Family Dollar Stores, Inc. (the Company) Policy Regarding Tax Adjustments for CertainSeverance Benefits

EX-10.2 3 a08-28957_1ex10d2.htm EX-10.2

Exhibit 10.2

 

Family Dollar Stores, Inc. (the “Company”)

Policy Regarding Tax Adjustments for Certain Severance Benefits

 

1.             Background.  Certain senior officers of the Company (the “Employees”) have entered into Employment Agreements or Severance Agreements with the Company (the “Agreements”).  These Agreements provide for certain severance payments and benefits in case of a qualifying termination following a change in control of the Company.  In addition, under the Company’s 2006 Incentive Plan (the “Plan”), the vesting of certain equity compensation awards of the Employees may be accelerated in case of a qualifying termination of employment following a change in control.  The purpose of this Policy is to describe the circumstances in which the severance payments or benefits under the Agreements and the Plan may be cut back in order to prevent the application of certain excise taxes under federal income tax rules related to severance payments or benefits that are contingent upon a change in control.

 

2.             Adjustments to Payments.  Notwithstanding anything in an Agreement or the Plan to the contrary, in the event it shall be determined that any payment or distribution of any type to an Employee, pursuant to the Employee’s Agreement or the Plan, including accelerated vesting, to or for the benefit of the Employee, by the Company or any Person (as the term “person” is used for purposes of Section 13(d) or 14(d) of the Securities Exchange Act of 1934, as amended) who acquires ownership or effective control of the Company or ownership of a substantial portion of the Company’s assets (within the meaning of Section 280G of the Internal Revenue Code of 1986, as amended (the “Code”), and the regulations thereunder) or any Affiliate of such Person, whether paid or payable or distributed or distributable pursuant to the terms of the Employee’s Agreement, the Plan, or otherwise (the “Payments”), is or will be subject to the excise tax imposed by Section 4999 of the Code or any interest or penalties with respect to such excise tax (such excise tax, together with any such interest and penalties, are collectively referred to as the “Excise Tax”), the Payments shall be reduced (but not below zero) if and to the extent that such reduction would result in the Employee retaining a larger amount, on an after-tax basis (taking into account federal, state and local income taxes and the imposition of the Excise Tax), than if the Employee received all of the Payments.  The Company shall reduce or eliminate the Payments, by first reducing or eliminating the portion of the Payments which are not payable in cash and then by reducing or eliminating cash payments, in each case in reverse order beginning with payments or benefits which are to be paid the farthest in time from the determination.  All determinations concerning the application of this Policy shall be made by a nationally recognized firm of independent accountants or any nationally recognized financial planning and benefits consulting company, selected by the Company and reasonably satisfactory to the Employee, whose determination shall be conclusive and binding on all parties. The fees and expenses of such accountants shall be borne by the Company.  The Company shall hold in confidence and not disclose, without the Employee’s prior written consent, any information with regard to the Employee’s tax position which the Company obtains pursuant to this Policy.

 

3.             Employee Consent.  The  Company shall obtain the consent of each Employee to the application of this Policy to the Employee’s Agreement and awards under the Plan.

 



 

                IN WITNESS WHEREOF, the Company has adopted this Policy as of November 18, 2008.

 

 

 

Family Dollar Stores, Inc.

 

 

 

 

 

By:

 

 

Title:

 

 

2



 

Family Dollar Stores, Inc. (the “Company”)

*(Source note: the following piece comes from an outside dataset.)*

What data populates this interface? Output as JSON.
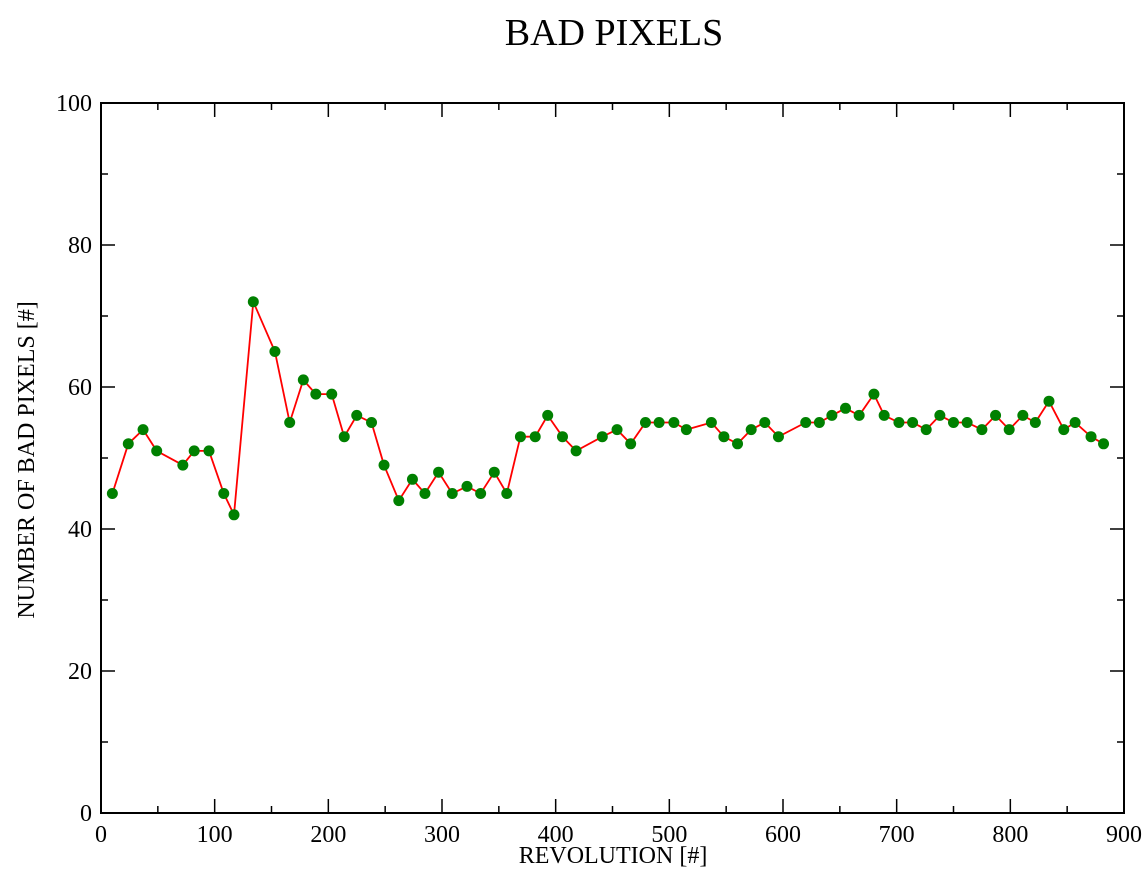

Policy Regarding Tax Adjustments for Certain Severance Benefits

 

Employee Consent

 

The undersigned Employee hereby consents and agrees to the application to Employee of the Company’s Policy Regarding Tax Adjustments for Certain Severance Benefits (a copy of which has been previously furnished), including without limitation to any severance payments or benefits that may be applicable under Employee’s “Agreement” or the “Plan” (as such terms are defined in the Policy).  Employee further agrees that in the event of any material amendment to the Internal Revenue Code, the Policy may be further amended by the Company, provided such amendment does not materially reduce the payments to the Employee pursuant to the Agreement and/or the Plan, as modified by this Policy.